The Humanities building received a late night jolt tonight at 7:30 p.m. when a semiannual fire drill signaled for students and faculty to evacuate the building.
To simulate a real fire, no one was notified.
“Why tell them? If you tell them, they won’t leave,” said Daniel Ho, senior health and safety officer for the University. “The intent is to have them leave.”
Ho and Chief of operations Andrew Yu, accompanied with a University police officer, conducted the drill by pulling a fire alarm in the south wing of the building.
Students and faculty lingered in hordes outside each exit, waiting for Ho and Yu to unscrew the pulled alarm and reset it. Officer Velez gave the all-clear at 7:50 p.m., after about 20 minutes of Ho and Yu struggling with the alarm.
“We turn the screw that’ll give us the position to flip it back,” Ho said. “(On) that one, the screw was stripped.”

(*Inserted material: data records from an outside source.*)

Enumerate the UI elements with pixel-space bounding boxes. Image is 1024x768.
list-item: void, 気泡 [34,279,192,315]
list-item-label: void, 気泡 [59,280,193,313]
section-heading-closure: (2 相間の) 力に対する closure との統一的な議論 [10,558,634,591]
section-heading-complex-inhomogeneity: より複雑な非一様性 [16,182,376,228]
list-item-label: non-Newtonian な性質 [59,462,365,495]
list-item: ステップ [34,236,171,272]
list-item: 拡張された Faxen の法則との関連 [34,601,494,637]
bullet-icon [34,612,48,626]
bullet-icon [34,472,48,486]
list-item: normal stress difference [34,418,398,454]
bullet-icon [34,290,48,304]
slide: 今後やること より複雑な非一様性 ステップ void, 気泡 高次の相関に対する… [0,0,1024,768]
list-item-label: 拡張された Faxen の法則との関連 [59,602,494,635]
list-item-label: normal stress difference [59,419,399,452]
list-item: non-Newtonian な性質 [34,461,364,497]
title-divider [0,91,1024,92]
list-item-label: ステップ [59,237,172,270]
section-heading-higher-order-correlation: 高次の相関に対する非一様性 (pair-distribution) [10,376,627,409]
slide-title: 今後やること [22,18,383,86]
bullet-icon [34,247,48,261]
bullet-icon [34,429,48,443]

The unannounced drills, which occur once during the day and once during the night for each building, are not only about preparing those inside for an actual crisis but also to ensure the technology works.
“We try to see the whole system and the (evacuation),” Ho said. “We’re checking both.”
Even though SF State’s department of environmental health and occupational safety wants to prepare people for an actual fire or earthquake, not every class was willing to be interrupted.
“If there’s a real fire, then there’d be panic,” Ho said.